Dude, no joke... I lost my wedding ring in some skank last night
Tip #47, don't trim the bush when you have the shakes!
girl in front of me in lecture is looking up on ask.com about chlamydia.
did you seriously just ask me if there is such thing as a sophisticated batman shirt?
Restaurants Roasting People Who Gave Them Negative Yelp Reviews (25 Pics)
My therapist says she wants to work on my 'trust issues'. I think she's found the cash cow within.
And then he asked the cop "shall i shut off the lady gaga?" as he was being frisked.

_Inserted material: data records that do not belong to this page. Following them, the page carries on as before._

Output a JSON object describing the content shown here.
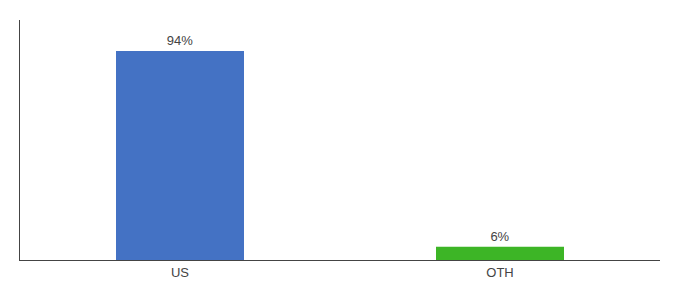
{
  "chart_data": {
    "type": "bar",
    "categories": [
      "US",
      "OTH"
    ],
    "values": [
      94,
      6
    ],
    "value_labels": [
      "94%",
      "6%"
    ],
    "colors": [
      "#4472C4",
      "#3DB526"
    ],
    "ylim": [
      0,
      108
    ],
    "data_labels": true,
    "tick_labels": "x",
    "grid": false
  }
}
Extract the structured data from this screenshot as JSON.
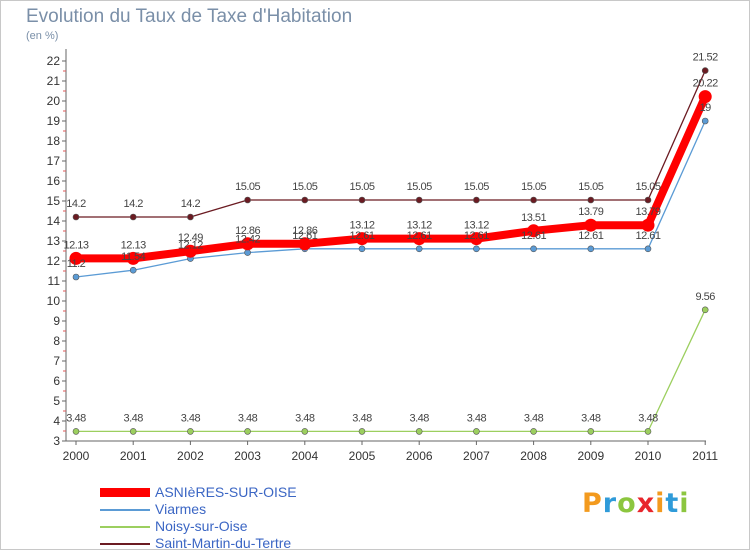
{
  "header": {
    "title": "Evolution du Taux de Taxe d'Habitation",
    "unit": "(en %)"
  },
  "logo": {
    "text": "Proxiti",
    "letters": [
      "P",
      "r",
      "o",
      "x",
      "i",
      "t",
      "i"
    ],
    "colors": [
      "#f39a1e",
      "#2f9bd9",
      "#8cc63f",
      "#e8262c",
      "#f39a1e",
      "#2f9bd9",
      "#8cc63f"
    ]
  },
  "chart_data": {
    "type": "line",
    "x": [
      "2000",
      "2001",
      "2002",
      "2003",
      "2004",
      "2005",
      "2006",
      "2007",
      "2008",
      "2009",
      "2010",
      "2011"
    ],
    "ylim": [
      3,
      22
    ],
    "yticks": [
      3,
      4,
      5,
      6,
      7,
      8,
      9,
      10,
      11,
      12,
      13,
      14,
      15,
      16,
      17,
      18,
      19,
      20,
      21,
      22
    ],
    "grid": false,
    "legend": "bottom-left",
    "series": [
      {
        "name": "Saint-Martin-du-Tertre",
        "color": "#6b1b22",
        "values": [
          14.2,
          14.2,
          14.2,
          15.05,
          15.05,
          15.05,
          15.05,
          15.05,
          15.05,
          15.05,
          15.05,
          21.52
        ],
        "labels": [
          "14.2",
          "14.2",
          "14.2",
          "15.05",
          "15.05",
          "15.05",
          "15.05",
          "15.05",
          "15.05",
          "15.05",
          "15.05",
          "21.52"
        ]
      },
      {
        "name": "Viarmes",
        "color": "#5b9bd5",
        "values": [
          11.2,
          11.54,
          12.12,
          12.42,
          12.61,
          12.61,
          12.61,
          12.61,
          12.61,
          12.61,
          12.61,
          19
        ],
        "labels": [
          "11.2",
          "11.54",
          "12.12",
          "12.42",
          "12.61",
          "12.61",
          "12.61",
          "12.61",
          "12.61",
          "12.61",
          "12.61",
          "19"
        ]
      },
      {
        "name": "Noisy-sur-Oise",
        "color": "#9ccf5f",
        "values": [
          3.48,
          3.48,
          3.48,
          3.48,
          3.48,
          3.48,
          3.48,
          3.48,
          3.48,
          3.48,
          3.48,
          9.56
        ],
        "labels": [
          "3.48",
          "3.48",
          "3.48",
          "3.48",
          "3.48",
          "3.48",
          "3.48",
          "3.48",
          "3.48",
          "3.48",
          "3.48",
          "9.56"
        ]
      },
      {
        "name": "ASNIèRES-SUR-OISE",
        "color": "#ff0000",
        "values": [
          12.13,
          12.13,
          12.49,
          12.86,
          12.86,
          13.12,
          13.12,
          13.12,
          13.51,
          13.79,
          13.79,
          20.22
        ],
        "labels": [
          "12.13",
          "12.13",
          "12.49",
          "12.86",
          "12.86",
          "13.12",
          "13.12",
          "13.12",
          "13.51",
          "13.79",
          "13.79",
          "20.22"
        ]
      }
    ]
  },
  "legend_items": [
    {
      "name": "ASNIèRES-SUR-OISE",
      "color": "#ff0000"
    },
    {
      "name": "Viarmes",
      "color": "#5b9bd5"
    },
    {
      "name": "Noisy-sur-Oise",
      "color": "#9ccf5f"
    },
    {
      "name": "Saint-Martin-du-Tertre",
      "color": "#6b1b22"
    }
  ]
}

ok, I understand that your bathroom door is broken, but at least close the blinds next time you take a shit. The entire parking garage just watched you.
chatroulette drinking game turned into a foursome.
Babe when I told you that you needed to grow up I didn't mean get drunk and sponsor 8 African kids.
Woman Posts Harassing DMs From Creep Online, Now He’s Upset Because People Told His Mom
She ditched her BF in the library to come see me wasted at a house party and i still ended up banging that rugby chick instead.
He gave me a trycicle he stole from a kid as an "offering" to have sex. I couldnt say no when he went through all that.
Just a heads up before you get home. Took the shelves out of the fridge so i could fit the beer ball and bucket of riot punch. Apparently i decided the stove was the best place to keep them. They got cooked when we pre heated to cook a bird we shot. This may be the final straw for our security deposit
I still can't believe that I ate McDonald's off of my chest in his bed...
Cross faded me is not the classiest.
No not at all haha I wish there was a picture of that
I don't know what's worse the fact that I woke up with a clit piercing or the fact that I didn't pay for it.
I'm fucking blazing boy. 5hr weed sauce kicked in and my entire face feels like an 8ball of gold bond flying down a mountain of Fresh powder. Just gliding.